The two subsequent blogs in the series will explore the details and impact of two specific cases: findings in the papers of Sir Alexander Cadogan; and findings about the theatre work The Miracle originated by theatre director and impresario Max Reinhardt. As opposed to the Cadogan findings, data on The Miracle can so far be found across several different collections at the Centre (Duff Cooper papers, Lady Diana Cooper papers, and William Bull papers).
I started blogging about archive findings earlier this year for the Parliamentary Archives Treasure Hunting at the Parliamentary Archives | Parliamentary Archives: Inside the Act Room. Like this previous blog, here I continue to treasure hunt. Imagine me sitting at my table in the archive absorbed by what is in front of me but in full pirate’s costume with an eye patch, and tricorn hat with skull and crossbones logo. This somewhat absurd image is not entirely unfounded. I was looking for hidden materials in archives seemingly antithetical to anything to do with dance. I am a kind of intellectual bandit looking to shift our understanding of dance from an insignificant entertainment to one pivotal for the safeguarding and perpetuating of British identity and culture in the Churchill era. My banditry aims at treating dance more seriously.
“Theatre dance” is my medium of dance. This is dance created or arranged – choreographed – specifically for an audience in a theatre setting. Its primary method of communication is extra-verbal embodied movement, meaning that, while performers may speak, the focus of the communication is on movement, sound, and staging. This character offers a powerful, emotion-filled, yet complex multi-layered experience. It is neither an open nor a fully closed text. The meaning is there for the audience to find. Its perceived frivolousness obscures its actual influence. It is an impactful secret agent of power.

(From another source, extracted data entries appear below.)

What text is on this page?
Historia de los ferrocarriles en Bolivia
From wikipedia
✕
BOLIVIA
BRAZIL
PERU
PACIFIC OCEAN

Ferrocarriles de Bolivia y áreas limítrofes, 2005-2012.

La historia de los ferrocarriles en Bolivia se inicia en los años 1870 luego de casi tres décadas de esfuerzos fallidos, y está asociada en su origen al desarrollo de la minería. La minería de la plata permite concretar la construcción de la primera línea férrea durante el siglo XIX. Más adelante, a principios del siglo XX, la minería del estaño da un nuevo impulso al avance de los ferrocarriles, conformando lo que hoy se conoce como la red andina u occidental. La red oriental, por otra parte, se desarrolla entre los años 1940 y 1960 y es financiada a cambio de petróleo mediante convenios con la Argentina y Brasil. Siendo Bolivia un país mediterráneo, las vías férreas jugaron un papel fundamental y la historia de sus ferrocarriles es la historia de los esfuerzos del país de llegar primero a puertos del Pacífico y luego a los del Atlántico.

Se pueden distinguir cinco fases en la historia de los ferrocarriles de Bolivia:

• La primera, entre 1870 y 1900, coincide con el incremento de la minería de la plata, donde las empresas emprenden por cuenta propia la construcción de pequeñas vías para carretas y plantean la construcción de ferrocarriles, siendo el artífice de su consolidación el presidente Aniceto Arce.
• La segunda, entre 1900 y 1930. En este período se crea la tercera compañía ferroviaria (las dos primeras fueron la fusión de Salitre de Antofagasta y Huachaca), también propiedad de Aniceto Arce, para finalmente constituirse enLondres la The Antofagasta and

Spectators sit in close proximity to others in a hyper-sensory environment of darkened auditoriums, live sound accompaniment, and elaborate, visually stimulating set design. Influencing this intense kinesthetic experience are the types of theatre dance and themes. From the barefooted bacchanalian natural dance to the apollonian splendour of ballet, this type of dance offers vivid portrayals of dying swans; sleeping beauties; Salomes; children of light and dark; anthropomorphised chess pieces; nuns; and Madonnas presented by charismatic, highly skilled performers.
I hope you can see now why I’m interested in the impact of this form. This is dance charged with affective forms of individual and collective influence. Theatre Dance, as an embodied form, invites a three-way relationship of kinesthetic empathy between viewer and the performers and the characters the performers create in flesh and blood. The communal structure of the theatre emphasises the bodily relationship between oneself and another. It is hard not to see why, during the Second World War, audiences not only continued to attend theatre dance performance but also remained in their seats during air attacks despite the very real possibility of imminent physical harm.

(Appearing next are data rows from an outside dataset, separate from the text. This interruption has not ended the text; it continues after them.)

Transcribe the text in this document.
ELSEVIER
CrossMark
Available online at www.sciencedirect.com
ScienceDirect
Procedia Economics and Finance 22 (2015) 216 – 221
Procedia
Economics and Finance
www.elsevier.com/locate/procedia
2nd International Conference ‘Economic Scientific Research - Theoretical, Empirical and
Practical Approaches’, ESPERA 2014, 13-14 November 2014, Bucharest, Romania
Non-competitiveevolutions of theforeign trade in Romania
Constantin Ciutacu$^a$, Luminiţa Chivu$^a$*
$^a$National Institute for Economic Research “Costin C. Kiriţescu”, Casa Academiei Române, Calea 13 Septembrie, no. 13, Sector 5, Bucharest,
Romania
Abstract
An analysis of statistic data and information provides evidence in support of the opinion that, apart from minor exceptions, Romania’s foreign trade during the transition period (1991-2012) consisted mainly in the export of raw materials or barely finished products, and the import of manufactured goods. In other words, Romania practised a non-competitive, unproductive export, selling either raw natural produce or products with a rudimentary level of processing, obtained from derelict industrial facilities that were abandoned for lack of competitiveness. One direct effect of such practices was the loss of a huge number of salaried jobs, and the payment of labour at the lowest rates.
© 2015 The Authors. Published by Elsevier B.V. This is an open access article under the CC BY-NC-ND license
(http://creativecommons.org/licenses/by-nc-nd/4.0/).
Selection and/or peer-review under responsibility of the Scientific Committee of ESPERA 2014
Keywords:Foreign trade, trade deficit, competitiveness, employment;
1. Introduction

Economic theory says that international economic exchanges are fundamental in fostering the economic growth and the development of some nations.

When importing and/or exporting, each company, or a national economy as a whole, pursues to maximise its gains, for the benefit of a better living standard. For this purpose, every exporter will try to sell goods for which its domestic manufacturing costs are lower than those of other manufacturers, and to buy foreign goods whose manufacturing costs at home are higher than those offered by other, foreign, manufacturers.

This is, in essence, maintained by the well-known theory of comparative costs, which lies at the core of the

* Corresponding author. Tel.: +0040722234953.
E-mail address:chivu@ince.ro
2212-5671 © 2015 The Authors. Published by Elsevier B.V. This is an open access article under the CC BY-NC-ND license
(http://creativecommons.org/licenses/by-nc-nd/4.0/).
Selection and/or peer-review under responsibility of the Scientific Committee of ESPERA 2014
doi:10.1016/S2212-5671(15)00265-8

What is of significance for me is, historically, it is precisely in the Churchill era this emotionally affective form of theatre in Britain grew from a niche entertainment to a form of national culture. This correlation is too conspicuous not to investigate. My research focuses on understanding what it was about the theatre dance in the Churchill era that supported or encouraged this type of flowering.

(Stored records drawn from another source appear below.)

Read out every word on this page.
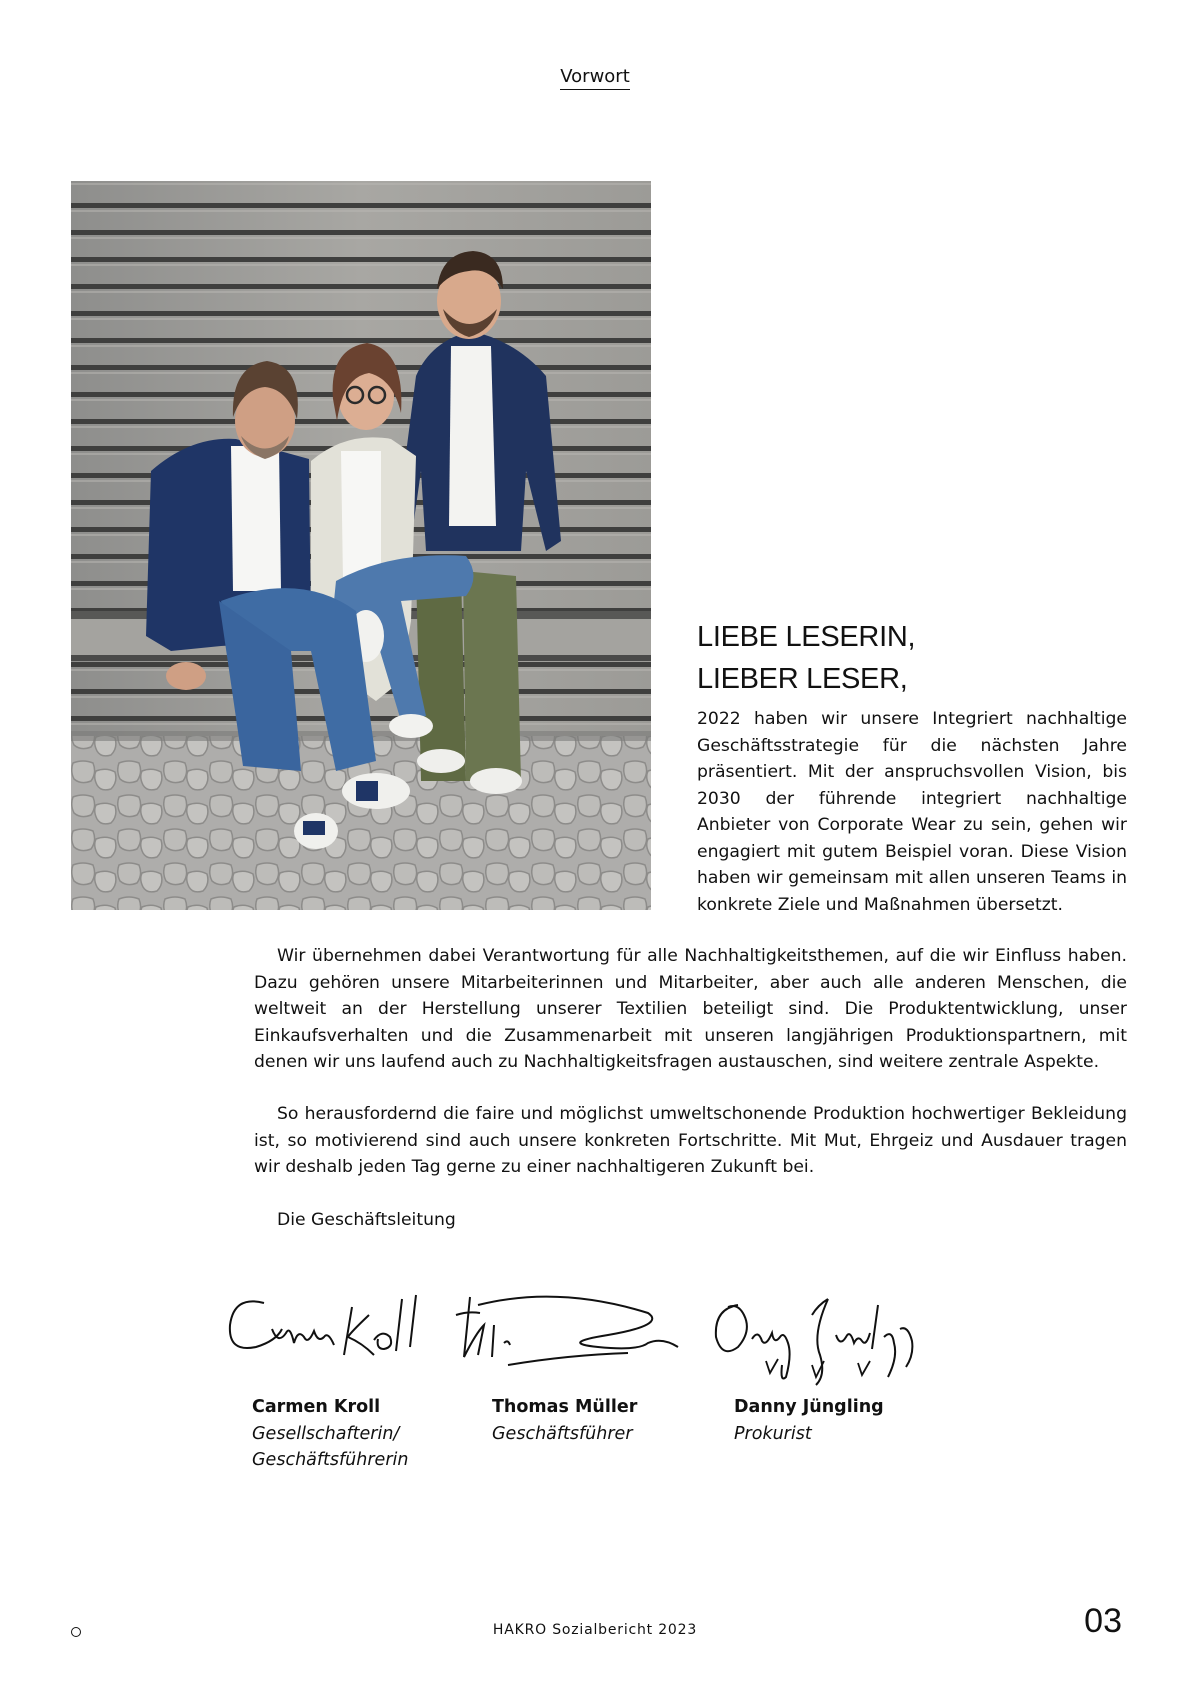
Vorwort
LIEBE LESERIN,
LIEBER LESER,
2022 haben wir unsere Integriert nachhaltige Geschäftsstrategie für die nächsten Jahre präsentiert. Mit der anspruchsvollen Vision, bis 2030 der führende integriert nachhaltige Anbieter von Corporate Wear zu sein, gehen wir engagiert mit gutem Beispiel voran. Diese Vision haben wir gemeinsam mit allen unseren Teams in konkrete Ziele und Maßnahmen übersetzt.
Wir übernehmen dabei Verantwortung für alle Nachhaltigkeitsthemen, auf die wir Einfluss haben. Dazu gehören unsere Mitarbeiterinnen und Mitarbeiter, aber auch alle anderen Menschen, die weltweit an der Herstellung unserer Textilien beteiligt sind. Die Produktentwicklung, unser Einkaufsverhalten und die Zusammenarbeit mit unseren langjährigen Produktionspartnern, mit denen wir uns laufend auch zu Nachhaltigkeitsfragen austauschen, sind weitere zentrale Aspekte.
So herausfordernd die faire und möglichst umweltschonende Produktion hochwertiger Bekleidung ist, so motivierend sind auch unsere konkreten Fortschritte. Mit Mut, Ehrgeiz und Ausdauer tragen wir deshalb jeden Tag gerne zu einer nachhaltigeren Zukunft bei.
Die Geschäftsleitung
Carmen Kroll
Gesellschafterin/
Geschäftsführerin
Thomas Müller
Geschäftsführer
Danny Jüngling
Prokurist
HAKRO Sozialbericht 2023	03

The Churchill Archive Centre’s extensive and unique collection of diverse modern personal papers makes it an essential resource for answering these questions. It holds not only the papers of Winston Churchill and his family but also the papers of his diverse and influential contemporaries including those in broadcasting, journalism, international relations, politics, science, technology, and medicine. This makes the Churchill Archive Centre a Rosetta Stone that promises to shine a light on the under-explored entanglements of theatre dance and the history of Britain in the first half of the 20th century. I explore some of my findings in the next blog instalments.